The two dances that were featured were enough to satisfy the romanticism buried deep inside every grown woman. In one a lovely, lithe dancer in a red dress was wafting gracefully through pale yellow and gold rooms full of stark Roman and Greek statuary, eventually accompanied by a beautiful young man in white tie and tails. The use of color was inspired: the red against the pale yellow, in striking contrast to the austerity of the white statuary; in shots from above, the two dancers against the black and white mosaic floors. I thought how remarkable it was that here they were whirling and lifting their legs in the way of all ballet dancers, surrounded by priceless art. You would have to practice plenty, to make sure you didn't knock over anything.

Another dance started out with one young dancer in a frothy pink dress, and her young man, again in white tie and tails (and black tights, I eventually realized), pas de deuxing on a landing of the grand stairway. The camera changed angles to reveal a second, then a third couple. Eventually the place was alive with couples, some of the young ladies in the pink, others in a pale grey layered with pink, all of them gliding through the wide, white-painted doorways of gallery after gallery, all in a line, and all lined with great works of art. It was elegant, beautiful, utterly satisfying.

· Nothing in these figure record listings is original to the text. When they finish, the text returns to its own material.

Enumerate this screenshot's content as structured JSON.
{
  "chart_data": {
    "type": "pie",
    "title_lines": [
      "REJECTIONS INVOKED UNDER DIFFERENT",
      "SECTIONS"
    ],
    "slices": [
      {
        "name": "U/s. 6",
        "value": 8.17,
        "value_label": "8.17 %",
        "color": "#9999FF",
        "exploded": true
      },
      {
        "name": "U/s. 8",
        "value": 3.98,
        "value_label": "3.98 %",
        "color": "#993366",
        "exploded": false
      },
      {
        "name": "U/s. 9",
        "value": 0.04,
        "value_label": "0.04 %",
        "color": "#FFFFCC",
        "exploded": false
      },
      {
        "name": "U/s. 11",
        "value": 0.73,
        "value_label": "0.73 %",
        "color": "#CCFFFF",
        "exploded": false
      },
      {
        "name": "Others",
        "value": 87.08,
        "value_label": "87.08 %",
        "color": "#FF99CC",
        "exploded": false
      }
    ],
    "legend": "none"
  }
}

And of course, through it all you are hearing all of this great music, written primarily by various members of the Strauss family. 'though this year there was also a haunting rendition of Jacques Offenbach's Overture to Die Rheinnixen. The concert always finishes up with three encores, one of which is always the On the Beautiful Blue Danube waltz (An der schonen blauen Danau). This year as the orchestra played, television viewers were treated to shots taken along the length of this mighty, historical river, wending its way from Germany, through the Austrian valley of Wachau, with castles on the hills above the river, past Vienna (Vien), past Budapest, Hungary, through Rumania, finally emptying into the Black Sea. For the first time I had a sense of this river as a river, about which Strauss wrote such a melodic and memorable orchestral piece. The opening is so haunting and affecting, I can imagine a native Austrian feeling the tug of home when he's far from home, and he hears it.

I have decided to do something I have been tempted before to do: register for the drawing for next year's concert. The orchestra's web site opens registration between Jan. 2 and Jan. 23, with winners announced in March. Tickets are so in demand, this is how they have to handle it. There are actually three concerts one can attend: the Preview on Dec. 30th, the New Year's Eve concert, and the one on New Year's Day that is televised. I'm going to register for all three, as the program is the same at each. The main thing is to be there, soaking up the music, the ambiance, the sense of tradition...the magic.

Who knows, this time next year I might be in Vienna.